Faster (easier) variants of the same concept

Suppose that you keep rolling a d6 until your cumulative sum of all your rolls is >= 1,000, what is the (approximate) probability that your last roll is a 6?

Answer: Well as shown above, we can’t get this exact, but we can get something that is essentially the actual answer because as we get to higher and higher numbers, the distribution of landing at numbers approaches uniform of 1/3.5. Under this uniformity assumption, we are just as likely to be on 994 as we are to be on 996 for example. How many ways can our last roll be a 6? Well we have 6 ways to get to >= 1,000 with a 6 (994 + 6 = 1,000; 995 + 6 = 1,001; …; 999 + 6 = 1005), 5 ways with a 5, …, 1 way with a 1. We therefore have a roughly 6/21 chance that our last roll was a 6.

Suppose that you keep rolling a d6 until your cumulative sum of all your rolls is equal to a target number X (you win), or greater than X (you lose), what is the value of X that maximizes your probability of winning?

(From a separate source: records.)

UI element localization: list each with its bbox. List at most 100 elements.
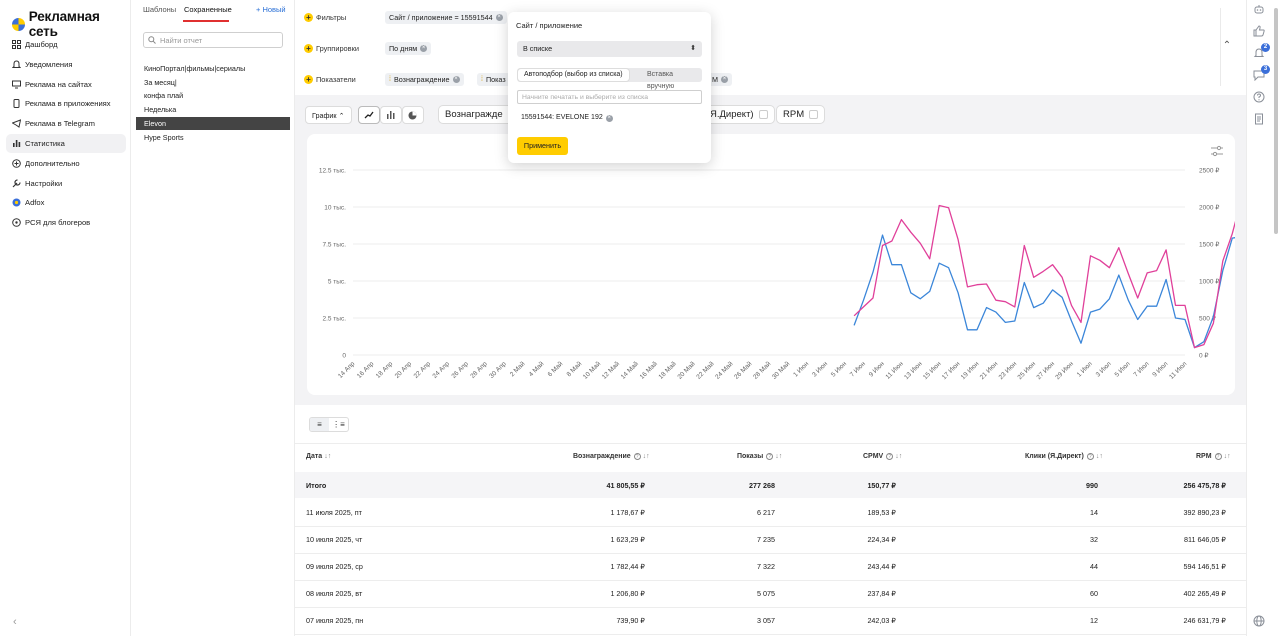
bar-chart-button[interactable]	[379, 106, 402, 124]
nav-item-telegram[interactable]: Реклама в Telegram	[6, 114, 126, 133]
tree-list-icon[interactable]: ⋮≡	[329, 418, 348, 431]
x-tick-label: 14 Апр	[337, 360, 357, 380]
sort-icon[interactable]: ↓↑	[324, 453, 331, 460]
report-item[interactable]: конфа плай	[136, 89, 290, 102]
nav-item-sites[interactable]: Реклама на сайтах	[6, 75, 126, 94]
table-view-toggle[interactable]: ≡ ⋮≡	[309, 417, 349, 432]
series-line-reward	[853, 204, 1235, 349]
x-tick-label: 14 Май	[619, 360, 640, 381]
metric-chip-reward[interactable]: ⁞ Вознаграждение ×	[385, 73, 464, 86]
pie-chart-button[interactable]	[401, 106, 424, 124]
help-icon[interactable]: ?	[766, 453, 774, 460]
help-icon[interactable]: ?	[886, 453, 894, 460]
nav-item-bloggers[interactable]: РСЯ для блогеров	[6, 213, 126, 232]
telegram-icon	[12, 119, 21, 128]
site-search-input[interactable]	[517, 90, 702, 104]
header-rpm[interactable]: RPM? ↓↑	[1196, 453, 1231, 460]
row-divider	[295, 634, 1246, 635]
new-report-button[interactable]: + Новый	[256, 5, 286, 14]
document-icon[interactable]	[1253, 113, 1265, 125]
nav-item-settings[interactable]: Настройки	[6, 174, 126, 193]
x-tick-label: 7 Июн	[849, 360, 867, 378]
robot-icon[interactable]	[1253, 3, 1265, 15]
flat-list-icon[interactable]: ≡	[310, 418, 329, 431]
x-tick-label: 13 Июн	[903, 360, 924, 381]
sort-icon[interactable]: ↓↑	[775, 453, 782, 460]
report-item[interactable]: Hype Sports	[136, 131, 290, 144]
nav-item-label: Дашборд	[25, 40, 58, 49]
header-date[interactable]: Дата ↓↑	[306, 453, 331, 460]
remove-grouping-icon[interactable]: ×	[420, 45, 428, 52]
selected-site-chip[interactable]: 15591544: EVELONE 192 ×	[517, 112, 617, 124]
report-search-input[interactable]	[160, 35, 280, 45]
help-icon[interactable]: ?	[1214, 453, 1222, 460]
row-cell: 811 646,05 ₽	[1183, 535, 1226, 544]
sliders-icon[interactable]	[1210, 145, 1224, 157]
x-tick-label: 26 Май	[732, 360, 753, 381]
metric-chip-impressions[interactable]: ⁞ Показ	[477, 73, 510, 86]
add-grouping-icon[interactable]: +	[304, 44, 313, 53]
grouping-chip[interactable]: По дням ×	[385, 42, 432, 55]
remove-metric-icon[interactable]: ×	[452, 76, 460, 83]
help-icon[interactable]: ?	[1086, 453, 1094, 460]
report-search[interactable]	[143, 32, 283, 48]
x-tick-label: 8 Май	[565, 359, 584, 378]
header-cpmv[interactable]: CPMV? ↓↑	[863, 453, 902, 460]
header-clicks[interactable]: Клики (Я.Директ)? ↓↑	[1025, 453, 1103, 460]
x-tick-label: 6 Май	[546, 359, 565, 378]
collapse-nav-icon[interactable]: ‹	[13, 616, 17, 628]
metric-checkbox[interactable]	[758, 110, 768, 119]
metric-toggle-rpm[interactable]: RPM	[776, 105, 826, 124]
x-tick-label: 18 Апр	[375, 360, 395, 380]
line-chart-button[interactable]	[357, 106, 380, 124]
remove-metric-icon[interactable]: ×	[721, 76, 728, 83]
condition-select[interactable]: В списке ⬍	[517, 41, 702, 57]
add-metric-icon[interactable]: +	[304, 75, 313, 84]
tab-manual-paste[interactable]: Вставка вручную	[641, 69, 702, 90]
drag-handle-icon[interactable]: ⁞	[389, 73, 391, 86]
nav-item-additional[interactable]: Дополнительно	[6, 154, 126, 173]
metric-chip-partial[interactable]: М ×	[708, 73, 732, 86]
help-icon[interactable]	[1253, 91, 1265, 103]
select-arrows-icon: ⬍	[690, 45, 696, 52]
tab-saved[interactable]: Сохраненные	[184, 5, 232, 14]
remove-site-icon[interactable]: ×	[605, 114, 613, 122]
metric-toggle-clicks[interactable]: Я.Директ)	[703, 105, 775, 124]
report-item[interactable]: КиноПортал|фильмы|сериалы	[136, 62, 290, 75]
nav-item-notifications[interactable]: Уведомления	[6, 55, 126, 74]
filter-chip[interactable]: Сайт / приложение = 15591544 ×	[385, 11, 507, 24]
header-reward[interactable]: Вознаграждение? ↓↑	[573, 453, 650, 460]
report-item-active[interactable]: Elevon	[136, 117, 290, 130]
help-icon[interactable]: ?	[633, 453, 641, 460]
add-filter-icon[interactable]: +	[304, 13, 313, 22]
globe-icon[interactable]	[1253, 615, 1265, 627]
nav-item-adfox[interactable]: Adfox	[6, 193, 126, 212]
remove-filter-icon[interactable]: ×	[495, 14, 503, 21]
nav-item-apps[interactable]: Реклама в приложениях	[6, 94, 126, 113]
sort-icon[interactable]: ↓↑	[1224, 453, 1231, 460]
thumbs-up-icon[interactable]	[1253, 25, 1265, 37]
y-left-tick-label: 0	[342, 353, 346, 360]
row-cell: 237,84 ₽	[867, 589, 896, 598]
filter-popup: Сайт / приложение В списке ⬍ Автоподбор …	[508, 12, 711, 163]
nav-item-dashboard[interactable]: Дашборд	[6, 35, 126, 54]
apply-button[interactable]: Применить	[517, 137, 568, 155]
page-scrollbar[interactable]	[1274, 8, 1278, 234]
sort-icon[interactable]: ↓↑	[1096, 453, 1103, 460]
header-impressions[interactable]: Показы? ↓↑	[737, 453, 782, 460]
chart-type-dropdown[interactable]: График ⌃	[305, 106, 352, 124]
tab-autoselect[interactable]: Автоподбор (выбор из списка)	[518, 69, 629, 81]
nav-item-statistics[interactable]: Статистика	[6, 134, 126, 153]
report-item[interactable]: За месяц|	[136, 76, 290, 89]
tab-templates[interactable]: Шаблоны	[143, 5, 176, 14]
metric-toggle-reward[interactable]: Вознагражде	[438, 105, 513, 124]
x-tick-label: 3 Июн	[811, 360, 829, 378]
x-tick-label: 26 Апр	[450, 360, 470, 380]
chevron-up-icon[interactable]: ⌃	[1220, 40, 1234, 60]
report-item[interactable]: Неделька	[136, 103, 290, 116]
metric-checkbox[interactable]	[809, 110, 819, 119]
sort-icon[interactable]: ↓↑	[895, 453, 902, 460]
total-cell: 277 268	[749, 481, 775, 490]
drag-handle-icon[interactable]: ⁞	[481, 73, 483, 86]
sort-icon[interactable]: ↓↑	[643, 453, 650, 460]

Answer: Picking 2 is obviously strictly better than 1 because there is only 1 way to get a 1, but you have a second way or ‘chance’ to get a 2. Let’s denote P_X as the probability of getting X. More precisely for 2, we have P_2 = (1/6)P_1 + (1/6)1. This is because we get 2 instantly with a roll of a 2, and if we roll a 1, well that’s the same thing as just being at the start and picking X=1. We can see how following this logic, 3 is strictly better than 2, 4 is strictly better than 3, … 6 is strictly better than 5. When we get to 7, however, P_7 is just the average of P_1 to P_6 and since P_1 to P_5 are all strictly worse than P_6, we can see how P_7 is strictly worse than P_6. We can do the same logic extended forward a bit before we are 100% confident that X=6 is optimal; We also know that P_X as X → infinity approached 1/3.5.